Disa ferruginea

    Disa ferruginea
    Author: Ivan Lätti
    Photographer: Judd Kirkel Welwitch

    Disa ferruginea is a slender perennial reaching 45 cm in height.

    It grows here with another (non-orchid) plant, Tritoniopsis triticea that bears flowers superficially similar in appearance to its own. The two species bloom concurrently and T. triticea produces nectar, while D. ferruginea doesn’t.

    A particular butterfly of the Aeropetes genus, living among them, is duped by the resemblance, so it visits and pollinates the flowers of both. The butterflies survive on what they receive at the Tritonia (and possibly other species) stops, nothing from the D. ferruginea flowers.

    Their unprofitable work is written off as charitable, good citizenship contributions in the interests of biodiversity, which none of the participants involved knows anything about, of course. It all works out though; the participants have all survived doing this for a very long time.

    Should the butterflies mutate to higher IQ levels, however, and discover how they are cheated, D. ferruginea will be on its own in a sudden survival quest. It might then evolve nectar production, which would be used by some pollinator(s) without a cloud of scandal or suspicion.

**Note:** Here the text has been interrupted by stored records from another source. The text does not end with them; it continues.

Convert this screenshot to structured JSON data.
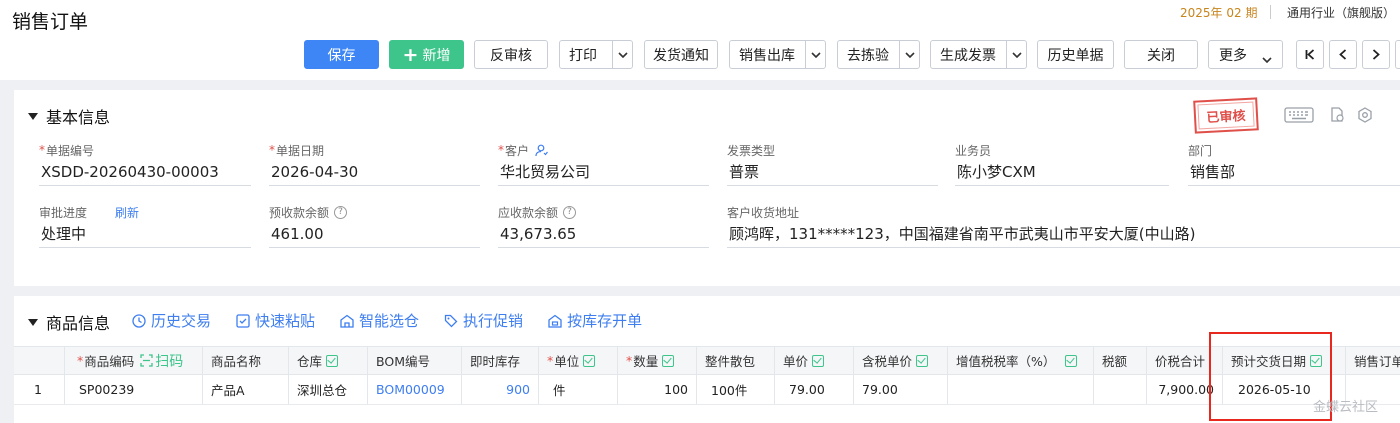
{
  "header": {
    "title": "销售订单",
    "period": "2025年 02 期",
    "industry": "通用行业（旗舰版）"
  },
  "toolbar": {
    "save": "保存",
    "add": "新增",
    "unaudit": "反审核",
    "print": "打印",
    "ship_notice": "发货通知",
    "sales_out": "销售出库",
    "pick_check": "去拣验",
    "gen_invoice": "生成发票",
    "history": "历史单据",
    "close": "关闭",
    "more": "更多"
  },
  "basic": {
    "section_title": "基本信息",
    "stamp": "已审核",
    "fields": {
      "doc_no": {
        "label": "单据编号",
        "value": "XSDD-20260430-00003"
      },
      "doc_date": {
        "label": "单据日期",
        "value": "2026-04-30"
      },
      "customer": {
        "label": "客户",
        "value": "华北贸易公司"
      },
      "invoice_type": {
        "label": "发票类型",
        "value": "普票"
      },
      "salesman": {
        "label": "业务员",
        "value": "陈小梦CXM"
      },
      "dept": {
        "label": "部门",
        "value": "销售部"
      },
      "approval": {
        "label": "审批进度",
        "value": "处理中",
        "refresh": "刷新"
      },
      "prepaid": {
        "label": "预收款余额",
        "value": "461.00"
      },
      "receivable": {
        "label": "应收款余额",
        "value": "43,673.65"
      },
      "address": {
        "label": "客户收货地址",
        "value": "顾鸿晖，131*****123，中国福建省南平市武夷山市平安大厦(中山路)"
      }
    }
  },
  "goods": {
    "section_title": "商品信息",
    "tools": [
      "历史交易",
      "快速粘贴",
      "智能选仓",
      "执行促销",
      "按库存开单"
    ],
    "scan": "扫码",
    "columns": {
      "code": "商品编码",
      "name": "商品名称",
      "warehouse": "仓库",
      "bom": "BOM编号",
      "stock": "即时库存",
      "unit": "单位",
      "qty": "数量",
      "pack": "整件散包",
      "price": "单价",
      "tax_price": "含税单价",
      "vat_rate": "增值税税率（%）",
      "tax": "税额",
      "total": "价税合计",
      "delivery": "预计交货日期",
      "order_no": "销售订单"
    },
    "rows": [
      {
        "idx": "1",
        "code": "SP00239",
        "name": "产品A",
        "warehouse": "深圳总仓",
        "bom": "BOM00009",
        "stock": "900",
        "unit": "件",
        "qty": "100",
        "pack": "100件",
        "price": "79.00",
        "tax_price": "79.00",
        "vat_rate": "",
        "tax": "",
        "total": "7,900.00",
        "delivery": "2026-05-10",
        "order_no": ""
      }
    ]
  },
  "watermark": "金蝶云社区"
}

    Or it might “invent” a unique alternative solution, even something brand new in nature, by capitalising on individual differences, mutations and the innumerable deaths over many generations while sustaining vigorous effort. (What other kind of effort does nature ever knows about anyway?)

    One lucky break would make all the unsuccessful experiments worthwhile to the species, which is the entity focused on for survival in all the effort all along, never the individual specimen.

    Such a success story free from subterfuge, if ever found, might appeal to people: a socially equitable, ostensibly harmonious arrangement, even ethical or "constitutional"!

    But nature knows no civil rights, only viable outcomes for those species fit enough to overcome every challenge along the way… until it doesn’t (Liltved and Johnson, 2012; Bean and Johns, 2005).